A partir do dia 1º de março, o Centro de Atendimento Juvenil Especializado (Caje) não poderá realizar internação de  adolescentes que cometeram atos infracionais. A decisão, da 1ª Vara da Infância e Juventude, foi baseada em ação do Ministério Público do Distrito Federal e Territórios (MPDFT), que apontou que o centro não tem mais condições de receber jovens para ressocialização.
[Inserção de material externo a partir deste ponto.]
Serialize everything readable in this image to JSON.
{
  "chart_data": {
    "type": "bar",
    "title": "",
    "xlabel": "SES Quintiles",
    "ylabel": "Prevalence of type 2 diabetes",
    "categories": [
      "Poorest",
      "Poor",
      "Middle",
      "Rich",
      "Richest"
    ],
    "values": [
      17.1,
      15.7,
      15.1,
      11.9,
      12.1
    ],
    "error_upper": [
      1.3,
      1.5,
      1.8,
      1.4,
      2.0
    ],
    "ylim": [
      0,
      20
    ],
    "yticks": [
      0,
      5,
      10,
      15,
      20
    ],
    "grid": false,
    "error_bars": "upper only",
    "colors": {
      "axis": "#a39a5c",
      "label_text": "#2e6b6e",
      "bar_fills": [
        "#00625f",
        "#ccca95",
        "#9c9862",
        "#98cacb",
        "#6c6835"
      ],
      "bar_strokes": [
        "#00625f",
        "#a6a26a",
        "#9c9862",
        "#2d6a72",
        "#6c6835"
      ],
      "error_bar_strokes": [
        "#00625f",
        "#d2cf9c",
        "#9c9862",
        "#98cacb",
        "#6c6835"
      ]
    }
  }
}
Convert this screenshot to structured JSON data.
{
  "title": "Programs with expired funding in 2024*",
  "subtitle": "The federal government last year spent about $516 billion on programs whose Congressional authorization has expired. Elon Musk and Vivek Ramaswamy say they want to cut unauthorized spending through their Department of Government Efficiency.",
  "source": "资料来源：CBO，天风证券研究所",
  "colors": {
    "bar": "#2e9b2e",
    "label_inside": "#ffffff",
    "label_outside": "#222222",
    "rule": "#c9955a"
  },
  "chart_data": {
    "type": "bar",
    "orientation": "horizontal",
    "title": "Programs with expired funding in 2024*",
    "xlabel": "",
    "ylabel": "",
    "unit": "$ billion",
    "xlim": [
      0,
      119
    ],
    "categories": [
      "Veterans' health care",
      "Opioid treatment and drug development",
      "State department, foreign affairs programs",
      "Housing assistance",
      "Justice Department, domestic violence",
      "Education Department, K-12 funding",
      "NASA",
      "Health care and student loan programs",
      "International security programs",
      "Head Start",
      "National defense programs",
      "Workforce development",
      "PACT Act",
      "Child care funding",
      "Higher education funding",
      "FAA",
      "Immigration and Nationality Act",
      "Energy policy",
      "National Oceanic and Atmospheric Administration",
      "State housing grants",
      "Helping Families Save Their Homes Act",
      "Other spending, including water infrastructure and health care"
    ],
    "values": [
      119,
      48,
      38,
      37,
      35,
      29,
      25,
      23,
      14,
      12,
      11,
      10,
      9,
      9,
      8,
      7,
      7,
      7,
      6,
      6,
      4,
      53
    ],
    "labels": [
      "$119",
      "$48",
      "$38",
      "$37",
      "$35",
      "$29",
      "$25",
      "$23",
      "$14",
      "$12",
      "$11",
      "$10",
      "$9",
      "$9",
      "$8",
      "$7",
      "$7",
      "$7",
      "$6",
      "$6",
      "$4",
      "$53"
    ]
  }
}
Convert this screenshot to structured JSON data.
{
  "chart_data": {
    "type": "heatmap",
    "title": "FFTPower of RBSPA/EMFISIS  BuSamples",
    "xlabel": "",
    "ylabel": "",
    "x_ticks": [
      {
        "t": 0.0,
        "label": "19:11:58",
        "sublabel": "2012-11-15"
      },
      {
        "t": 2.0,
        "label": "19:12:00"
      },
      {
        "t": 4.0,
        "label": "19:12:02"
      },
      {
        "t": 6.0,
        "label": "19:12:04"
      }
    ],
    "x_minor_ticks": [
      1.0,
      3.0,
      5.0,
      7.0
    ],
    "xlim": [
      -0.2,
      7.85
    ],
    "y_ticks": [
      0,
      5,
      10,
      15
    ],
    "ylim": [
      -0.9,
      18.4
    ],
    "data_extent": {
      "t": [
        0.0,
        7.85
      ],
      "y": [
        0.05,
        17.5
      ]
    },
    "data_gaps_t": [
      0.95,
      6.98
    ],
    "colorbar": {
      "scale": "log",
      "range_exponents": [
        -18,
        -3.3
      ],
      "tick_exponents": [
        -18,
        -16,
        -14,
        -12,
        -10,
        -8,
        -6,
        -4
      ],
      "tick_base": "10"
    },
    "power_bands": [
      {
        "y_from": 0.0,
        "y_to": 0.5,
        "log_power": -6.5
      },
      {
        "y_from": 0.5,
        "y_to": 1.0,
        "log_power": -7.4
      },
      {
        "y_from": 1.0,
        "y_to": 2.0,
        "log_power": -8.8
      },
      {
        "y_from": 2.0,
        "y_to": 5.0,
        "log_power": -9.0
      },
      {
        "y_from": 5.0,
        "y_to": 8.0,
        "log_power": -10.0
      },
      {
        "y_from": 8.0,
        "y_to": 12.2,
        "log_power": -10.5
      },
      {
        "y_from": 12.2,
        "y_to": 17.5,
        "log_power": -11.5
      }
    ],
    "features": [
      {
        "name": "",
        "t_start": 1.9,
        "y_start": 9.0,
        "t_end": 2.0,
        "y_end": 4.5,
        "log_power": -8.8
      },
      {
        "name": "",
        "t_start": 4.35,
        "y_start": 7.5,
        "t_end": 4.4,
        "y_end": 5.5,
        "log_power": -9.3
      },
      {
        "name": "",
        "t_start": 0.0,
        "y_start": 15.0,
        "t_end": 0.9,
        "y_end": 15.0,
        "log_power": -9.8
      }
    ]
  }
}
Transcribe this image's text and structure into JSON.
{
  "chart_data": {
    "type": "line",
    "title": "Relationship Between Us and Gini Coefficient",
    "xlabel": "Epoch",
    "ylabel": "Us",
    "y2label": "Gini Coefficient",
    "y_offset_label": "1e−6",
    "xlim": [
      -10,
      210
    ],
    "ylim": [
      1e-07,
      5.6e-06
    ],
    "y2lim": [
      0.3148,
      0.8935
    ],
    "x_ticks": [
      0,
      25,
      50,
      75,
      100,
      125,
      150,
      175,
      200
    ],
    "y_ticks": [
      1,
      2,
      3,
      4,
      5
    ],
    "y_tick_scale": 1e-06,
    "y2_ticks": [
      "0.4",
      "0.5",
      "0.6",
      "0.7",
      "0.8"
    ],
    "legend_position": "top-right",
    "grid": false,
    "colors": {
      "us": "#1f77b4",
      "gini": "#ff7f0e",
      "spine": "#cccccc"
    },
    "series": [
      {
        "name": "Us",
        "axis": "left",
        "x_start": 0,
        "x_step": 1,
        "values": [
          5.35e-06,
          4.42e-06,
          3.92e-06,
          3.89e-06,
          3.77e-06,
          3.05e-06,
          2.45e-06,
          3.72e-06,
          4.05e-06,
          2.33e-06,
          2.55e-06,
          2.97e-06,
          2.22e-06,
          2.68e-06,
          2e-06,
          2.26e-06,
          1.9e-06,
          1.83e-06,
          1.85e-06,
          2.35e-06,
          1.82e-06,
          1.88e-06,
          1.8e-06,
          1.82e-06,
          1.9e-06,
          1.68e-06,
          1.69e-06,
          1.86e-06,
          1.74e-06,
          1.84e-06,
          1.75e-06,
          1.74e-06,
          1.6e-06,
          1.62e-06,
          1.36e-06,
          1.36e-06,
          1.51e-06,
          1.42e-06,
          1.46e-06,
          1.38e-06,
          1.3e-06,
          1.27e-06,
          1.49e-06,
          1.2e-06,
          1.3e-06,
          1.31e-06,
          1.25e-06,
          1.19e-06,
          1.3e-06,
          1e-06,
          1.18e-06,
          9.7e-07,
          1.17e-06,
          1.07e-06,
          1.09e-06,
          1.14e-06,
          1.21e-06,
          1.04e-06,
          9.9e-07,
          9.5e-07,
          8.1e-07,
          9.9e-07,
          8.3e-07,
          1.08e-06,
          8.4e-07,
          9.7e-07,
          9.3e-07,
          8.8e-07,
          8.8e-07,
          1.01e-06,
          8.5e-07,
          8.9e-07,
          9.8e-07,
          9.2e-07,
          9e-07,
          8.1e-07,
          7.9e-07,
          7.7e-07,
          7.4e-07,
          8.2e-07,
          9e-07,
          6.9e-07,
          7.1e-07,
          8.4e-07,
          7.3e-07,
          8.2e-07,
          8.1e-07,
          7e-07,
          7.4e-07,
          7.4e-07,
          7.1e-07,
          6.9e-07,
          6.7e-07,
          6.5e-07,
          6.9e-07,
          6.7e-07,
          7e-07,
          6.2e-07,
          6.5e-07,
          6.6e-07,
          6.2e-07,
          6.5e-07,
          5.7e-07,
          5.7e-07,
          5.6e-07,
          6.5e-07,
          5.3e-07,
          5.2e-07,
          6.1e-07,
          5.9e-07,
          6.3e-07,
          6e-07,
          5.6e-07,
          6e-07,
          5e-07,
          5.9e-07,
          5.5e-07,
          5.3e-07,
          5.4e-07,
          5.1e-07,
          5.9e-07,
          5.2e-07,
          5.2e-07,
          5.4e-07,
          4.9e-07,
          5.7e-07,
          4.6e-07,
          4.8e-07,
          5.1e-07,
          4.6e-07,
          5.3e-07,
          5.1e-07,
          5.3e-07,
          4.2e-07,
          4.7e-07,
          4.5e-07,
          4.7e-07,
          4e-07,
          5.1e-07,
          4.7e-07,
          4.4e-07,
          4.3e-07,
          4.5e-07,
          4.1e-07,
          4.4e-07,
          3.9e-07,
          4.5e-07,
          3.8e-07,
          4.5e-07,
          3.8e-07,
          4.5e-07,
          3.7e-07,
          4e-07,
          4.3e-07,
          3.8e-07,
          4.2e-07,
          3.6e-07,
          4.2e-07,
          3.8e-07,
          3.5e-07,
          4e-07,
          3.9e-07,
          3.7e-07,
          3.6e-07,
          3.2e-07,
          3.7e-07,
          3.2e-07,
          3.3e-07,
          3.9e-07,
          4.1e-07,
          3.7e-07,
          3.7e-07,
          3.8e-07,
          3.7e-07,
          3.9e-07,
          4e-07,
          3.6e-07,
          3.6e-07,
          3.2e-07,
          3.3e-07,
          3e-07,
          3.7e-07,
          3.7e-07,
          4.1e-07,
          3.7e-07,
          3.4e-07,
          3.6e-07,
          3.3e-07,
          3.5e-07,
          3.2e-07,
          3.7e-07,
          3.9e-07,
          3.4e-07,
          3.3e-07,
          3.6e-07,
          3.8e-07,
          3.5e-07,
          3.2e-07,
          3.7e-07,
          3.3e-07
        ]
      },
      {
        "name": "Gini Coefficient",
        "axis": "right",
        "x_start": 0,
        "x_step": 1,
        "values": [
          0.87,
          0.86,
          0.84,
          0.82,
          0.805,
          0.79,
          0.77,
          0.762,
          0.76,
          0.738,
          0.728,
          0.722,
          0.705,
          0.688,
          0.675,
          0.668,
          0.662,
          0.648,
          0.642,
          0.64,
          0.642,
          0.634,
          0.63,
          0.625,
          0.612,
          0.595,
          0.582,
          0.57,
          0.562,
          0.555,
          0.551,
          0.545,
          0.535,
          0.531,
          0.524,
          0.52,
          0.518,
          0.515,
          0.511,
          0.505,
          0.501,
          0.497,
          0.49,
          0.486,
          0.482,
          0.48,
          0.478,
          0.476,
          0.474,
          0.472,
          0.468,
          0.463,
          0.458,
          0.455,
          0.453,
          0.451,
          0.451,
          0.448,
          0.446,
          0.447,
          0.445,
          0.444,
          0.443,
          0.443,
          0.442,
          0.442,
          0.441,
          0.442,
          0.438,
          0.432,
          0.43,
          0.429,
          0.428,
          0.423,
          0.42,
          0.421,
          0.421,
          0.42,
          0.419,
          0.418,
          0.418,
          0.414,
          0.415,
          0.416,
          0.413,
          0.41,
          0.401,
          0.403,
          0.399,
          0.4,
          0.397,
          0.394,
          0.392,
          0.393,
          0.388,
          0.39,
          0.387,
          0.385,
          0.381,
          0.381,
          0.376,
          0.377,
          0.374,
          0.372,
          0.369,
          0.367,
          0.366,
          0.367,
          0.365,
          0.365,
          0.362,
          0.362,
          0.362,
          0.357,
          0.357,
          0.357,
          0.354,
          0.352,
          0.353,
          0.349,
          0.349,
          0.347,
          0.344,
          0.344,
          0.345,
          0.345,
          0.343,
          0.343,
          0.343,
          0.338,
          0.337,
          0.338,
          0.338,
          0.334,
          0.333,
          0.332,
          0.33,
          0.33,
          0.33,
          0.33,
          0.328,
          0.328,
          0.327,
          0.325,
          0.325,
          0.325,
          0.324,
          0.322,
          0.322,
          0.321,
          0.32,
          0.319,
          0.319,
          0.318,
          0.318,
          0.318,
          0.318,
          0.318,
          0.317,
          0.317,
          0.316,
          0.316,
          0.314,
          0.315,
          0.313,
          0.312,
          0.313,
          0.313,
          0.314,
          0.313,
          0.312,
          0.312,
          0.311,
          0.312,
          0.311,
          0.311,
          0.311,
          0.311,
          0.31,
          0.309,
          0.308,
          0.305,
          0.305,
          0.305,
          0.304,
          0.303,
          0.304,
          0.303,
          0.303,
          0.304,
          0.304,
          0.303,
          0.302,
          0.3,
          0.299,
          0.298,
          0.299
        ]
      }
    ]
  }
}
Apesar da proximidade do prazo limite, o Governo do Distrito Federal (GDF) ainda não definiu o que será feito com a estrutura e nem para onde serão encaminhados os adolescentes infratores a partir da data estabelecida.

 

O MPDFT avaliou, na ação que provocou a decisão, que a unidade não é adequada para a ressocialização de crianças e adolescentes infratores. “Chegou-se à conclusão de que o Caje não tem condições de abrigar esses jovens. É uma estrutura antiga, que permite que os jovens tirem estacas para usarem como armas. Também  não há espaço  para realização de oficinas e escolas, que funcionam precariamente. Depois de diversas tentativas e ações, como nada foi feito, tomamos essa decisão. Queremos saber o que o GDF vai fazer”, avalia a promotora Ana Carolina Marquez.

 

Em princípio, o Caje não será fechado. “Os meninos vão continuar lá, mas o centro não poderá receber novos adolescentes”, afirmou Marquez. A recém-criada Secretaria da Criança, que passou a ser responsável pela administração do Sistema Socioeducativo do DF,  foi procurada, mas não quis comentar o assunto. De acordo com o órgão, o GDF está definindo as diretrizes para o sistema.

 

Um ex-agente de segurança da unidade, que preferiu não se identificar,  denunciou diversas situações que acontecem com frequência no local. “Sempre acontecem inícios de motins. Já recebi diversas ameaças, inclusive  entrei em confronto com os jovens. Alguns recebem tratamento diferenciado de outros”, contou. Para ele, é difícil promover a ressocialização dos jovens nessas condições. “O centro é uma escola do crime. Todos sabem que  o jovem entra lá e sai bem pior. O contato com outros infratores o torna mais perigoso”, disse o monitor, que trabalhou por quatro anos na unidade.